In People v. Kent, 2012 NY Slip Op 3572 (N.Y. 2012), the Court of Appeals of New York held that possession of files in a browser's cache is not sufficiently proven when it is not also shown that the defendant was aware that the files were being cached. Additionally, "merely viewing Web images of child pornography does not, absent other proof, constitute either possession or procurement."

During a virus scan of the defendant's work computer, an employee found images of "scantily clad, prepubescent girls in provocative poses." The defendant denied knowledge of them, and a further search revealed Internet cache detailing that child pornography websites had been visited from the computer. Additionally, thousands of images of prepubescent girls "dressed in lingerie or bathing suits" were discovered, as was this message:
Well, this last batch pretty much tears it. While, as somebody's father, I'm pretty appalled by this stuff, I also don't want to get arrested for having it. So let's do this—if this is a legitimate research project, let's write it up and tell the deans (and preferably also the cops) what we're doing and why. Otherwise, let's drop it in the most pronto possible fashion.
I don't even think I can mail the disk to you, or anyone else, without committing a separate crime. So I'll probably just go ahead and wipe them. You have the URL's if you want to pursue it.
See you sooner or later, no doubt. Kent.
No evidence showed that the defendant had paid for child pornography or that he knew the images had been saved in the computer's cache. He was convicted of two counts of Promoting a Sexual Performance by a Child and 141 counts of Possessing a Sexual Performance by a Child.

The Court of Appeals of New York held that "cached images can serve as evidence of defendant's prior viewing of images," but the fact that the images were "simply viewed ... is not enough to constitute their procurement or possession." The court continued, "Rather, some affirmative act is required (printing, saving, downloading, etc.) to show that defendant in fact exercised dominion and control over the images that were on his screen."

Because no evidence was presented that the defendant knew the website cache was on the computer nor that he "downloaded, saved, printed, or otherwise manipulated or controlled the image while it was on his screen," the court reversed. Other files, however, were manually saved and later deleted, and they sufficiently prove possession.

Here are links from non-legal sources:

Wednesday, May 9, 2012

Cybercrime Review seeks new student author, welcomes guest bloggers

Cybercrime Review is seeking a student author to cover developments in child pornography and identity theft law. Click here (or click on the graphic to the right) for more information. Please feel free to forward this to upcoming 3L students you think may be interested.

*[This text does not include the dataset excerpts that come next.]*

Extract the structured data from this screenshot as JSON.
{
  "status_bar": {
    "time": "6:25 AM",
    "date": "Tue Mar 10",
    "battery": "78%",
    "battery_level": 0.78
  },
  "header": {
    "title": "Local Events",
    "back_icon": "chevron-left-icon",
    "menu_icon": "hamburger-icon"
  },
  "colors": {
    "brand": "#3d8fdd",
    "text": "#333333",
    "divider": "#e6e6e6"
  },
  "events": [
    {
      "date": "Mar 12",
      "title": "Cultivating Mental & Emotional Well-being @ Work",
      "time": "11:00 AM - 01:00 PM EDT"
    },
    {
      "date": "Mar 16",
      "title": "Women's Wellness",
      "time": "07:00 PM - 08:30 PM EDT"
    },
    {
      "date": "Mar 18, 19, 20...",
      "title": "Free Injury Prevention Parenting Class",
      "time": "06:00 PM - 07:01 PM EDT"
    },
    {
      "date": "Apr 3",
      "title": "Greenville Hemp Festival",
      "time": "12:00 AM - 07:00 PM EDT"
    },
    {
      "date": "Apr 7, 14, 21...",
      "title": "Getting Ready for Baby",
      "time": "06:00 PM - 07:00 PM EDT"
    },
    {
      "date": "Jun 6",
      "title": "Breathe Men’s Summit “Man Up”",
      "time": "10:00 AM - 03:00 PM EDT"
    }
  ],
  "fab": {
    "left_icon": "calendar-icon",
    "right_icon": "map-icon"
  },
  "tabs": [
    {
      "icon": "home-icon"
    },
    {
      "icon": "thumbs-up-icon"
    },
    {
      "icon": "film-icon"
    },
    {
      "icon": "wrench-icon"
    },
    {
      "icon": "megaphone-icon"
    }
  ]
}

Additionally, we welcome guest posts from our readers. Cybercrime Review seeks to be a hub for all things cybercrime, and we welcome your take on recent issues - whether new to the blog or in response to our work.

7th Circuit suggests Illinois eavesdropping statute may violate the First Amendment

In ACLU of Illinois v. Alvarez, 2012 U.S. App. LEXIS 9303 (7th Cir. 2012), the Seventh Circuit suggested that an Illinois statute banning the recording of police conversations without consent is likely to violate the First Amendment. Though it's not directly a cybercrime issue, the case could certainly have effects on privacy issues and technology use.

The law makes "it a crime to use 'an eavesdropping device to hear or record all or part of any oral conversation without the consent of any party thereto.'" If a person records communications involving police activity, imprisonment of 15 years is possible. The ACLU argued that the statute violates the First Amendment as people should be able to record police activity. The state, however, argued "that openly recording what police officers say while performing their duties in traditional public fora—streets, sidewalks, plazas, and parks—is wholly unprotected by the First Amendment."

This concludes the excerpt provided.